I am not sure about your mathematical background, but you can try "How to Prove It". I am currently studying this book myself. As someone with no formal mathematical education, and someone who had been really terrified of mathematical proofs before, I think this book is exteremely well written.

Excerpt from the book's introduction:

The book begins with the basic concepts of logic and set theory, to familiarize students with the language of mathematics and how it is interpreted. These concepts are used as the basis for a step-by-step breakdown of the most important techniques used in constructing proofs. The author shows how complex proofs are built up from these smaller steps, using detailed 'scratch work' sections to expose the machinery of proofs about the natural numbers, relations, functions, and infinite sets.

I believe it may be suitable for you, because:

When you come to an exercise, you know that you are ready for it. There is no doubt in the back of your mind that "maybe I haven't read enough of the chapter to solve this exercise"

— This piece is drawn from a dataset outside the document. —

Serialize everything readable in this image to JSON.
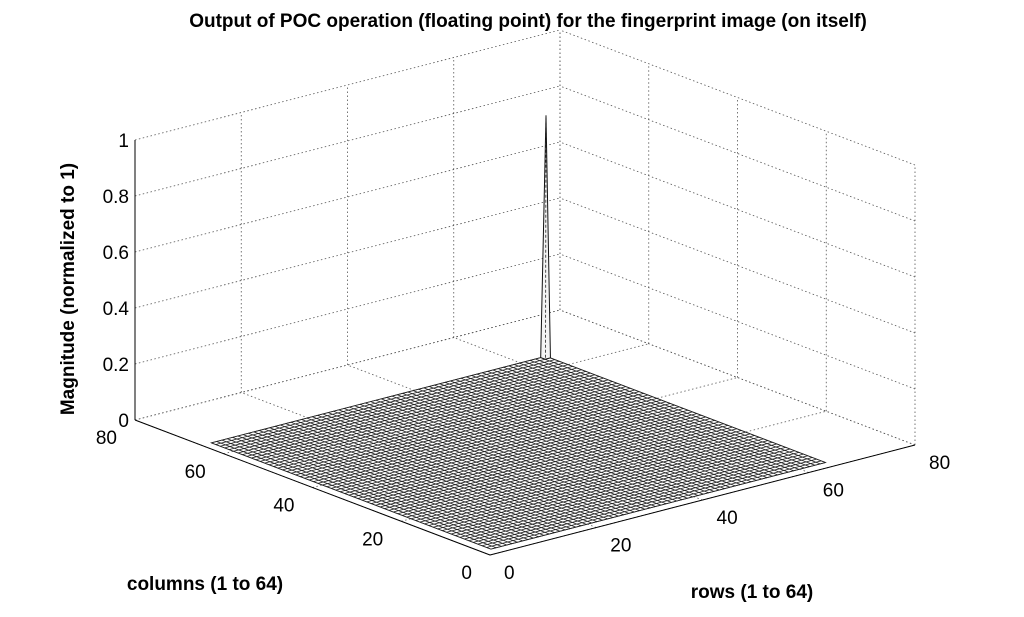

As I've just pointed out, I don't have mathematical background, or put it bluntly, I'm quite bad at math. However, even for me, it is extremely easy to follow everything author says.

It makes it difficult to be a passive reader

Indeed it is. Besides having plenty of exercises after each chapter, there are a lot of them scattered within each chapter. Unless you devote you time and energy and solve each exercise yourself, I believe it will be pretty hard to follow anything.

It makes you become invested in the development of the theory, as if you are living back in 1900 and trying to develop this stuff for the first time

As you can see from the name of the book, the author's aim is teach students how to prove things. And, when trying to prove something yourself, you will definitely need to use your own reasoning and develop your own approaches to the problem.

You can check out the book here

I’ve had a very good experience with Marcus’s Number Fields. I haven’t been through the entire book, but the first few chapters definitely follow the style you’ve outlined. Particularly, it is quite difficult to read it passively. Many important results are relegated to exercises, but they were introduced in such a way that I always felt the solutions were within my reach.

I recommend the following books, which are similar to Tao's books in that their exercises are very well planned out and form an integral part of the text itself.

• Pinter, "A Book of Abstract Algebra"
• Fong & Spivak 2017, "Seven Sketches in Compositionality:. An Introduction to Applied Category Theory"

Marian Fecko: Differential Geometry and Lie Groups for Physicists is written in such a style. As you read the book you develop the theory by solving exercises scattered throughout the text. I hope you count mathematical physics as other field of math (the book is mostly math though).

The author has two chapters on his webpage so you can check the style if that is what you are looking for: Chapter 2 and Chapter 15

Convex Optimization. Stephen Boyd and Lieven Vandenberghe. Cambridge University Press.

For algebraic topology, in Homotopical Topology the set of exercises is dense and has quite a high cardinality. In general, I consider this book much better than Hatcher.

For abstract nonsense, Emily Reihl also makes you work your way through in Category Theory in Context, Categorical homotopy theory, and Elements of ∞-Category Theory.